Sri Lankan govt. bans strikes ahead of mass protest announced by unions 

Dozens of worker unions from Sri Lanka’s transport, banking, and public health sectors, were preparing to go on a strike on Wednesday, after the government doubled income taxes and increased electricity tariff by three times

March 01, 2023 06:24 am | Updated 08:33 am IST - COLOMBO

Members of the opposition political party National People’s Power run to escape from police tear gas during a protest rally in Colombo, Sri Lanka on February 26, 2023.

Members of the opposition political party National People’s Power run to escape from police tear gas during a protest rally in Colombo, Sri Lanka on February 26, 2023. | Photo Credit: AP

Sri Lankan President Ranil Wickremesinghe has declared public transport services “essential”, in a move that outlaws strike action by those working in the sector. The announcement came days ahead of a mass protest announced by worker unions against the steep rise in taxes and living costs.

The President used his executive powers to invoke an “essential services” order declaring “public transports, delivery of food or drink, or coal, oil, fuel, the maintenance of facilities for transport by road, rail or air… airports, ports and railway lines, as essential services with immediate effect,” his office said in a statement.

Dozens of worker unions from Sri Lanka’s transport, public health and banking sectors, were preparing to go on a strike on Wednesday, after the government doubled income taxes and increased electricity tariff by three times, as part of measures to qualify for a $2.9 million support package from the International Monetary Fund (IMF). Following its default last year, Sri Lanka has been counting on the IMF to rescue its battered economy.

While President Wickremesinghe recently said his government has completed 15 tasks set out by the Fund, the loan is contingent on financing assurances from Sri Lanka’s top bilateral creditors. China, Japan, and India are the island nation’s top three bilateral lenders. India and the Paris Club, of which Japan is a member, have already sent their written assurances to the IMF.  

Public anger

Meanwhile, Mr. Wickremesinghe is also facing increasing public anger over the recent postponement of local body elections. Scheduled for March 9 originally, the polls have now been postponed, owing to the “lack of funds”, and authorities are expected to announce a new date later this week.

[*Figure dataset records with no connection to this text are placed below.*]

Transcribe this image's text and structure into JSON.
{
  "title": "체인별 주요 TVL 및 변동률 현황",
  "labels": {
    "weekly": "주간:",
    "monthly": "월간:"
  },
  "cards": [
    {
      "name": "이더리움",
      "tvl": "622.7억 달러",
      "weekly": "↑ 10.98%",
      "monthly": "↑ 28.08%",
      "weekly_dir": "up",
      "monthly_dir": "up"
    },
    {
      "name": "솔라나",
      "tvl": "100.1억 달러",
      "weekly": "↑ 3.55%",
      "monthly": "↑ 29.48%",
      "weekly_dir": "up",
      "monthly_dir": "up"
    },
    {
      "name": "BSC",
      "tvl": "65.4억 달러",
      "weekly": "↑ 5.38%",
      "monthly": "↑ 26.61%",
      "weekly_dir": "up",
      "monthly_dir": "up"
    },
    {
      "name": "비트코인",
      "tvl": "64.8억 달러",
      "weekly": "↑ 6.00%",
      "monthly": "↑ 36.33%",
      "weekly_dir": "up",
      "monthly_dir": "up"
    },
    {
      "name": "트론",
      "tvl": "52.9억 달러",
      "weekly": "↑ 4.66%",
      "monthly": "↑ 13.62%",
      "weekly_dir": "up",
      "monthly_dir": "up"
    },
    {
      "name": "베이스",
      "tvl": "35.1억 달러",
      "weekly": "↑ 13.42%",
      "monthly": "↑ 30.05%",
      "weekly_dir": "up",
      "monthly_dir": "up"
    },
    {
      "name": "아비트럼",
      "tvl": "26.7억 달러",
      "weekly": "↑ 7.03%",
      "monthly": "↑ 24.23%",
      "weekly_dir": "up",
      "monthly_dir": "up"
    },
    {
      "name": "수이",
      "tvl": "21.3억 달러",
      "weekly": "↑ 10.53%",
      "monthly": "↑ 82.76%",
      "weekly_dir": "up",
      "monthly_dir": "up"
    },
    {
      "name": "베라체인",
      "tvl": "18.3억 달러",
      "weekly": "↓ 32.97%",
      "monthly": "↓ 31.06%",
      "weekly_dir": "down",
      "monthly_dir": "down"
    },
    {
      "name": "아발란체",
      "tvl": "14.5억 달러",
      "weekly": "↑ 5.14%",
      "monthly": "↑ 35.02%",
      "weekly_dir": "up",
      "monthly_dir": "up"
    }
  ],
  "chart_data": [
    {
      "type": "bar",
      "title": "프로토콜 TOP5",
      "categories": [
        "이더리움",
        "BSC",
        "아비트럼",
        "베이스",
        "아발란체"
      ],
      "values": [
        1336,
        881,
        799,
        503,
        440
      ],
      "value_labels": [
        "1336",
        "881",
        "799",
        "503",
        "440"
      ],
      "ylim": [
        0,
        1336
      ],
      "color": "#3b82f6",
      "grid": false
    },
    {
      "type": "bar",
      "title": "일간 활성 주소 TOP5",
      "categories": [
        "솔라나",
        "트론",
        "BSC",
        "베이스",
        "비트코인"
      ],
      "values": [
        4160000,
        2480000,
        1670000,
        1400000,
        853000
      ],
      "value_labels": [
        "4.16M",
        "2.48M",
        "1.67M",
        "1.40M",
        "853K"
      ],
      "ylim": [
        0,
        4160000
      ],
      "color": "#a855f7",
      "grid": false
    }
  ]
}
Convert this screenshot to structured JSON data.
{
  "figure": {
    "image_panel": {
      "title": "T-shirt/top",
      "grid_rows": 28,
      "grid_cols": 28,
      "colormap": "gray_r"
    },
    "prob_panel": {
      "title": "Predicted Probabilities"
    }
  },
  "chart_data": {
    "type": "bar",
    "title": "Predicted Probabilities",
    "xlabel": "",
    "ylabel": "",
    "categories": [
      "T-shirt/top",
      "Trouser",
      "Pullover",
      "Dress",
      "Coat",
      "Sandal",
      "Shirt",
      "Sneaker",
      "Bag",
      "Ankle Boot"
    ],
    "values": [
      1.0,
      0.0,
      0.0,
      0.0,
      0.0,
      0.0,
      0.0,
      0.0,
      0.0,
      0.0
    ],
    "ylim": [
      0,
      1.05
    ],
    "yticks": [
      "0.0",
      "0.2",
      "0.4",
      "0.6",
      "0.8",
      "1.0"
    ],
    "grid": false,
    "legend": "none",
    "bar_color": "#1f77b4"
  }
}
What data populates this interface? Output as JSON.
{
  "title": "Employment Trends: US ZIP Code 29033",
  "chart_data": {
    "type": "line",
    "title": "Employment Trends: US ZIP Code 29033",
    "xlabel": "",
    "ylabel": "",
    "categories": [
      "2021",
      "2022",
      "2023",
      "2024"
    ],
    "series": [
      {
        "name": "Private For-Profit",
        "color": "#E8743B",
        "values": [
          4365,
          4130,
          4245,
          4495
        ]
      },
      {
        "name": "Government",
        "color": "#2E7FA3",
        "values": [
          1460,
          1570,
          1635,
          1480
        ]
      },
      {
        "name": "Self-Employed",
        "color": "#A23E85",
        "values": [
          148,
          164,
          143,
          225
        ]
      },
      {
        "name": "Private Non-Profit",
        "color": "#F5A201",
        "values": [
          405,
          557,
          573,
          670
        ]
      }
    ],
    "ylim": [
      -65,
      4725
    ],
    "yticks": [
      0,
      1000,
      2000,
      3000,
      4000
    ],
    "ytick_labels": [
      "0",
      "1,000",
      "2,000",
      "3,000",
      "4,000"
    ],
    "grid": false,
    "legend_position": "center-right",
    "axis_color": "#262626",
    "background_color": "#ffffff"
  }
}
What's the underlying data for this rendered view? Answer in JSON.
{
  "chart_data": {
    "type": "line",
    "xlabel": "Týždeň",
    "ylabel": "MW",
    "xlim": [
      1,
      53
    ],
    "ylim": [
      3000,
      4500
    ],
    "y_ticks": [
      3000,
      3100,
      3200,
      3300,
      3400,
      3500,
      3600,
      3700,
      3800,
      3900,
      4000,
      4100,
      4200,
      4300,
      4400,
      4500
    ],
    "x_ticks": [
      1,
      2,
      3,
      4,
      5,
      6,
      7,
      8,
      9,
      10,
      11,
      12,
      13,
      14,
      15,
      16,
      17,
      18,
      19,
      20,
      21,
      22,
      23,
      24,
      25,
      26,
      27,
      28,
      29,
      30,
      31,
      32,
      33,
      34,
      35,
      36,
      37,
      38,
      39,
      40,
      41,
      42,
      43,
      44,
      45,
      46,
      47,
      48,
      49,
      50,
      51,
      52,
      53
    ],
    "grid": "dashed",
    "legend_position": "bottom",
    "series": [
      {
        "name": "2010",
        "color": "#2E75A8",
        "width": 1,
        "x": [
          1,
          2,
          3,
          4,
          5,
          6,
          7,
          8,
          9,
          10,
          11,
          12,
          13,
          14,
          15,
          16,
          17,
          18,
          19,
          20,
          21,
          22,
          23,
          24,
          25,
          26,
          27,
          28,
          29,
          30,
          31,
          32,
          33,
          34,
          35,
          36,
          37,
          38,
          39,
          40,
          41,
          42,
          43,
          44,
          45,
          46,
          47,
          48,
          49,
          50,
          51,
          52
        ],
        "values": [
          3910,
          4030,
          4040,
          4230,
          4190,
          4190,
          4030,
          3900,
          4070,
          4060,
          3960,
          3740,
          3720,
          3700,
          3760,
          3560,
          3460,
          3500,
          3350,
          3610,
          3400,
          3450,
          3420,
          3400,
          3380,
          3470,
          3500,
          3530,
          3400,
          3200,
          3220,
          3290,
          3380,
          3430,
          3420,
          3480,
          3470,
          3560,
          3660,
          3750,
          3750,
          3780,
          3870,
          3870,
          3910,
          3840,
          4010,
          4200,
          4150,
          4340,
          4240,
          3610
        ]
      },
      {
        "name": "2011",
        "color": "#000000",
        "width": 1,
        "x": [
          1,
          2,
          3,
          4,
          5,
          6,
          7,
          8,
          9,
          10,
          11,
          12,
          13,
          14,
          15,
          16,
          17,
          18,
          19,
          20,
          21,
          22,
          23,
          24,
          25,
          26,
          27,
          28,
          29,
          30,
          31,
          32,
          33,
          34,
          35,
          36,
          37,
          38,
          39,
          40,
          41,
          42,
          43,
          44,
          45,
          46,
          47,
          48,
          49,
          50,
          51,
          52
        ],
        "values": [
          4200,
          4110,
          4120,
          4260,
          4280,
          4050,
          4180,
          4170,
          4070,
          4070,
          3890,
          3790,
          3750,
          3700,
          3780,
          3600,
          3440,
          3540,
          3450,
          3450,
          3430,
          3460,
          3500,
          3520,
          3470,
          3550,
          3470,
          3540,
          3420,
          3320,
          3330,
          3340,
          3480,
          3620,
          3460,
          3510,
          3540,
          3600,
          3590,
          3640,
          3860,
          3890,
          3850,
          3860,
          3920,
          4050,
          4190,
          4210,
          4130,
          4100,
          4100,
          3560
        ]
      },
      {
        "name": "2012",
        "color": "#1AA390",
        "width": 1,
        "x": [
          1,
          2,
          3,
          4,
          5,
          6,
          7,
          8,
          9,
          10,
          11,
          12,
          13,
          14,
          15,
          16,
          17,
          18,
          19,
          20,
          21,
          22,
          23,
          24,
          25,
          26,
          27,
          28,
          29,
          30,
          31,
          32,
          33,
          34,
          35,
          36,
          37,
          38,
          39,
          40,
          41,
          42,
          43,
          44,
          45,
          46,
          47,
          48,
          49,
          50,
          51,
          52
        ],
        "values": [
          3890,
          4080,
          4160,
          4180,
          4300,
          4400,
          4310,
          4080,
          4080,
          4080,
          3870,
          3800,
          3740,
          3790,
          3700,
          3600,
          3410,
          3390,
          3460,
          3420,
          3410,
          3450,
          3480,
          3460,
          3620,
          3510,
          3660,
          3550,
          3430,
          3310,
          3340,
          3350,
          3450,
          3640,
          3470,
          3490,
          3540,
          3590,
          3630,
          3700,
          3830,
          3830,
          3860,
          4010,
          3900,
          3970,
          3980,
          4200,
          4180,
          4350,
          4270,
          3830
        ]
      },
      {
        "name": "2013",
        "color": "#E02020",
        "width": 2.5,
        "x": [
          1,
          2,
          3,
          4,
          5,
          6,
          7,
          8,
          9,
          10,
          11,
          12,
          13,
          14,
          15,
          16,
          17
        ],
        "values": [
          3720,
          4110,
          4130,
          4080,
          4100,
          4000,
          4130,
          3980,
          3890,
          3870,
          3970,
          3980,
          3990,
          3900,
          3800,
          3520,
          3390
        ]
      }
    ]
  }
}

Opposition parties have condemned the move, accusing the President of stifling democracy.  The opposition’s attack on the government further escalated after a member of the JVP-led opposition alliance died from injuries sustained in a huge protest held in Colombo on Sunday, demanding elections.  Police fired tear gas and water cannons on protesters, injuring many, and provoking sharp criticism from rights defenders and others opposition parties, including the NPP’s chief rival Samagi Jana Balawegaya (SJB or United People’s Force).

In a rare message supporting the NPP’s right to protest, Leader of Opposition and the SJB Sajith Premadasa said in a tweet on Sunday: “No leader or party has ever been right all the time, it’s why we need to tolerate dissenting voices within a democracy. Today #NPP protestors were tear gassed and many sustained many serious injuries. The Government’s message is loud and clear to the public, ‘shut up and sit down’,” ending with the phrase Mr. Wickremesinghe recently used in parliament to silence critics on the other side of the aisle.

Sri Lanka’s Human Rights Commission sought a swift report from the police on its use of force on Sunday, while rights watchdog Amnesty International said in a statement: “It is worrying that even after months of widespread protests in the country, the Sri Lankan police needs to be constantly reminded of their duty to facilitate the right to freedom of peaceful assembly and exercise restraint in the use of force while policing assemblies.”